Enzymatic activity of protein fractions was measured using [³H] acetate-labeled chicken histones as substrate as described (Bauer et al., 2019b). Briefly, fractions of 50 μl were mixed with 10 μl of labeled histones (4 mg/ml) and incubated at 25°C for 60 min. The reactions were stopped and extracted with ethylacetate. The organic phase was counted in an AccuFLEX LSC-8000 (HITACHI) liquid scintillation counter.

To determine the subcellular localization of FscA, ScrC, and RpdA, strains expressing Venus-tagged proteins (Gsaller et al., 2014) were grown on cover slips in 6 well plates at 30°C overnight under conditions of induction of the xylP promoter (1% xylose). A strain expressing RpdA-Venus under the control of the xylanase promoter (TIB92n1; Bauer et al., 2016) was used as reference. Chromatin was stained with DAPI or by RFP-tagged H2A (Bayram et al., 2012a).
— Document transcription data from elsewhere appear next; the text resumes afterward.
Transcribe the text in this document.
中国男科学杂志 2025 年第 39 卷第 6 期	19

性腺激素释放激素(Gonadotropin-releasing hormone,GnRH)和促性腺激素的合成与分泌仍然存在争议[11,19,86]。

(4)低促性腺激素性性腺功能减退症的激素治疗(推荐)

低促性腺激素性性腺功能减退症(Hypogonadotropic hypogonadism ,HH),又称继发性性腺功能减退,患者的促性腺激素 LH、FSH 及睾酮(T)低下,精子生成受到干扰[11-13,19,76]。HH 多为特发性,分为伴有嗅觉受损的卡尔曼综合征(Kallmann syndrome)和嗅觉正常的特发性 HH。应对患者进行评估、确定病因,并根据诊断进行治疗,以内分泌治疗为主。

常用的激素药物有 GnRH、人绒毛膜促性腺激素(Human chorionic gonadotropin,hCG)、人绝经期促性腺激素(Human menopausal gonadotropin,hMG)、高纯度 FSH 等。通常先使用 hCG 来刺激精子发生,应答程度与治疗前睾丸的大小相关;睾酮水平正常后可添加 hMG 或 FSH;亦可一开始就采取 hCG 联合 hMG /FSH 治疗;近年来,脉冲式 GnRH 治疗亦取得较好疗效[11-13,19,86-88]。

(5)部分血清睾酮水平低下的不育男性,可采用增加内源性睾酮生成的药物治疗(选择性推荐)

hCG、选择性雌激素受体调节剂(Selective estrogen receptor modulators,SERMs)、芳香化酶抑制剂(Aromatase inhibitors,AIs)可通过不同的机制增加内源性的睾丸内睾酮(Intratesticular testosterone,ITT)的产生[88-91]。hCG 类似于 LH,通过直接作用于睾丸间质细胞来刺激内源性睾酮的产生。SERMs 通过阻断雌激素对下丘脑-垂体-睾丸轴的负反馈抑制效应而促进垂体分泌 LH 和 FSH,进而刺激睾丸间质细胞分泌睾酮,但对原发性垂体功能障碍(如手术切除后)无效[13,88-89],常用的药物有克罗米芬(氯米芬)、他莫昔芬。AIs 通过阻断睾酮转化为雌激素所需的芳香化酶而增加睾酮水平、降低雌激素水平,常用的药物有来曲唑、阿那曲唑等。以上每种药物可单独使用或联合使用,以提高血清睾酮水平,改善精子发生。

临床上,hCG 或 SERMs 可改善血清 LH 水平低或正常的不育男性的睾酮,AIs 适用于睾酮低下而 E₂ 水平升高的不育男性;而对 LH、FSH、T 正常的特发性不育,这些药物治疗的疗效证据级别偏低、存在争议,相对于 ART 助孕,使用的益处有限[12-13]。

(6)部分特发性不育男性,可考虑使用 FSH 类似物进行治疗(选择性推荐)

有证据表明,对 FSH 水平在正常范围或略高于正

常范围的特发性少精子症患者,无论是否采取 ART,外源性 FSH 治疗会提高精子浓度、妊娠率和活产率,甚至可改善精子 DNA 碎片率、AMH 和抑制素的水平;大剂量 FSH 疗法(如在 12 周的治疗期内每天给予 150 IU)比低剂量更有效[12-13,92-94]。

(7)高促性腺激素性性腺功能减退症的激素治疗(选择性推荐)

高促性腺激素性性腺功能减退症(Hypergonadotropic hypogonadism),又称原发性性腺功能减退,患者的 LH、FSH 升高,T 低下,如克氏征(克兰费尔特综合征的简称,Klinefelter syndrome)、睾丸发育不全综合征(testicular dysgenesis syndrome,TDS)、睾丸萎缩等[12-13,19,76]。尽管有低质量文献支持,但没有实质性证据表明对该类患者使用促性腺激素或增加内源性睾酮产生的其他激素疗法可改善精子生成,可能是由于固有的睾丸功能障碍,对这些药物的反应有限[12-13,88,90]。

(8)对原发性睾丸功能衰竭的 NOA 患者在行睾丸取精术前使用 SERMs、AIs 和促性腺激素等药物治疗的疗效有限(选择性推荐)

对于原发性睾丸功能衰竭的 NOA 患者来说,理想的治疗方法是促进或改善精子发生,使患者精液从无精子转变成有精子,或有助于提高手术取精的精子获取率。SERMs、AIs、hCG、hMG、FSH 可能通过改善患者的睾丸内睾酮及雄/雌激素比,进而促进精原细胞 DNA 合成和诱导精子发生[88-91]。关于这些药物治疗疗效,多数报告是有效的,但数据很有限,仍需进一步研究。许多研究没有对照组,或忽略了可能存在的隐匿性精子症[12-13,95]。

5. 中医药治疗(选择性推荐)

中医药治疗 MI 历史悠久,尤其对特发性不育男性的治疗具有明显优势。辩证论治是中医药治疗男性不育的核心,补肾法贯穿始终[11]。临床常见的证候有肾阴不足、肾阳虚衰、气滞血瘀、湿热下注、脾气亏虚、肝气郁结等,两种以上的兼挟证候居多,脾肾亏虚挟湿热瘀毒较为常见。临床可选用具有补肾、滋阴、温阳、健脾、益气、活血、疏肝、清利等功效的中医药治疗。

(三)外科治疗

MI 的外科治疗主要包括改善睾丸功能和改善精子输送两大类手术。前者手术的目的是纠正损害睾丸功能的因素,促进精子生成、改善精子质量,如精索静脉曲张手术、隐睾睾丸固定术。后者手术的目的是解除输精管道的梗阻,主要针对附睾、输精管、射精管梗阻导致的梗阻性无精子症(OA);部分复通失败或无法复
To monitor fungal growth on solid medium, images of samples were taken with a Nikon D5100 SLR camera or a Leica MZ16 stereomicroscope (Leica Microsystems GmbH) equipped with an AxioCam MRc camera (Carl Zeiss GmbH). For fluorescence microscopy, an Axioplan microscope (Carl Zeiss GmbH), equipped with (excitation/emission filters 365/420 nm for blue fluorescence, 500/535 nm for yellow fluorescence, and 565/620 nm for red fluorescence, Carl Zeiss GmbH) was used for imaging.

Image processing and editing was achieved with the programs Axio Vision (Carl Zeiss GmbH), the ImageJ distribution Fiji (Schindelin et al., 2012; Schneider et al., 2012), Affinity Photo (Serif, Inc.), and Affinity Designer (Serif, Inc.).